Can a function return other function in C?

Question

Can a function return other function , but how ? I was implementing binary search in C

bool search(int value, int values[], int n)
{
    // TODO: implement a searching algorithm
    if(n<1)
    {
        return false;
    }
    else
        binary_search(value,values,n);
 }  

and binary search code was:

 //binary search
   bool binary_search(int value,int values[],int n)
   {
    int start = 0;
    int end = n-1;
    while(end>=start)
    {
        int mid = (start+end)/2;
        if(values[mid]==value)
        {
            return true;
        }
        else if(values[mid]>value)
        {
            end = mid-1;
        }
        else
        {
            start = mid+1;
        }
    }
    return false;
    }

This is not compiling it says "control may reach end of non-void function". If the function I am calling returns bool then why am i supposed to put a return statement before

binary_search(value,values,n);

like

return binary_search(value,values,n);

Answer 1

With

return binary_search(value,values,n);

you are not returning a function, you are calling a function, and returning what the function returns.

And in the context of the search function the above return statement is the correct one.

If you don't return a value from a function declared to return a value, it will lead to undefined behavior.

To return a value from a function you need to explicitly use the return statement. There's no chaining of function calls or implicit returns (except as a special case of the main function, where an implicit return 0; statement will be inserted last if there is none).

Answer 2

I think you have some confusion about the difference between an expression and a statement. This question will help to explain it. It's really worth your time to try to understand this, because it's one of the most tricky things for beginning programmers to learn.

Briefly, binary_search(value,values,n) has both an action (calling the function) and a value (the return value from the function). When you put it on a line by itself, the value is calculated and thrown away, but the action still happens. If you want the value, you need to do something with it, such as returning it.

Answer 3

When you write

binary_search(value,values,n);

it means that only a function call is made. The control will be transferred to "binary_search" function and after it is executed control will be given back to the calling function and the next line of the calling function will be executed which in this case is nothing.

Hence the message "control may reach end of non-void function" is displayed.

You have to explicitly tell the computer to return the required value.

To better understand, you can think of it as

bool someTemporaryVariable = binary_search(value,values,n);
return someTemporaryVariable;

Answer 4

You can return the value of the function that the function returns by

return binary_search(value,values,n);

what you are doing is only calling the function, not returning it. You need a return keyword before function call

Answer 5

Some programmer dude answered the question you're actually asking.

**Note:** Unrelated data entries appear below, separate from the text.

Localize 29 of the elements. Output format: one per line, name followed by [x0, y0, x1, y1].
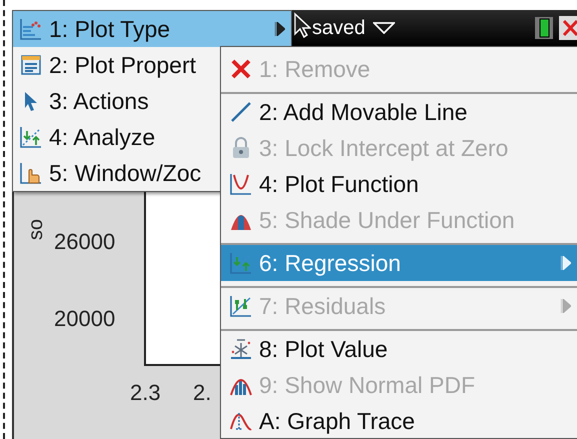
- menu-item[interactable]: A: Graph Trace: [221, 403, 577, 439]
- axis-label: so: [25, 218, 48, 240]
- axis-tick-label: 26000: [54, 229, 116, 255]
- pointer-icon: [293, 12, 311, 38]
- menu-item[interactable]: 1: Plot Type: [13, 11, 291, 47]
- submenu-arrow-icon: [275, 22, 285, 36]
- menu-item[interactable]: 6: Regression: [221, 243, 577, 281]
- submenu-arrow-icon: [561, 299, 571, 313]
- menu-item[interactable]: 8: Plot Value: [221, 329, 577, 367]
- axis-tick-label: 2.3: [130, 380, 161, 406]
- battery-icon: [533, 15, 555, 41]
- analyze-icon: [19, 125, 43, 149]
- line-icon: [229, 100, 253, 124]
- properties-icon: [19, 53, 43, 77]
- close-icon: [229, 57, 253, 81]
- scatter-plot-icon: [19, 17, 43, 41]
- hand-icon: [19, 161, 43, 185]
- parabola-icon: [229, 172, 253, 196]
- axis-tick-label: 2.: [193, 380, 212, 406]
- regression-icon: [229, 251, 253, 275]
- residuals-icon: [229, 294, 253, 318]
- submenu-arrow-icon: [561, 256, 571, 270]
- axis-tick-label: 20000: [54, 306, 116, 332]
- menu-item[interactable]: 2: Add Movable Line: [221, 92, 577, 130]
- dropdown-icon[interactable]: [373, 22, 396, 34]
- close-icon[interactable]: [559, 15, 577, 41]
- document-status: saved: [312, 16, 366, 40]
- menu-item[interactable]: 4: Plot Function: [221, 166, 577, 202]
- plot-value-icon: [229, 337, 253, 361]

To answer the title of the question, no, a function cannot return a value of function type (i.e., a function cannot return another function). However, a function can return a value that's a pointer to a function type:

/**
 * Returns a pointer to a search function
 */
bool (*get_func( /* lookup params */ ))(int, int *, int)
{
  ...
  if ( /* lookup params indicate binary search */ )
    return binary_search; // note that we return the function name only
  ...
}

/**
 * get_func returns a pointer to one of several different searching
 * functions, based on the type of search we want to perform
 */
bool (*search_func)(int, int *, int ) = get_func( /* lookup params */);

/**
 * Execute the searching function on values through the search_func
 * pointer.
 */
if ( search_func != NULL && search_func( value, values, n ) )
  // do something

The way to read the declaration of get_func is

       get_func                                            -- get_func
       get_func(                     )                     -- is a function taking
       get_func( /* lookup params */ )                     -- some parameters (won't get into details here  )
      *get_func( /* lookup params */ )                     -- returning a pointer
     (*get_func( /* lookup params */ ))(               )   -- to a function taking
     (*get_func( /* lookup params */ ))(int            )   --     parameter unnamed of type int
     (*get_func( /* lookup params */ ))(int, int *     )   --     parameter unnamed of type int *
     (*get_func( /* lookup params */ ))(int, int *, int)   --     parameter unnamed of type int
bool (*get_func( /* lookup params */ ))(int, int *, int)   --     returning bool

Similar to how array expressions "decay" to pointer expressions, a function expression will automatically be converted to a pointer expression as well. When we write return binary_search in get_func, we're not calling binary_search; instead, the binary_search expression is converted from type "function returning bool" to "pointer to function returning bool". Note that the return type (bool) and the number and types of parameters (int, int *, and int) must all match up between the search_func pointer, the get_func function, and the actual binary_search function.

A typedef makes this easier to read:

/**
 * searchFuncType is an alias for type "function taking an int,
 * int *, and int, and returning a bool"
 */
typedef bool searchFuncType( int, int *, int );
...
searchFuncType *get_func( /* lookup params */ )
{
  ...
  return binary_search;
  ...
}
...
searchFuncType *searchFunc = get_func( /* lookup params */ );
...

although I prefer to use "naked" types, unless I intend to hide that type behind an API.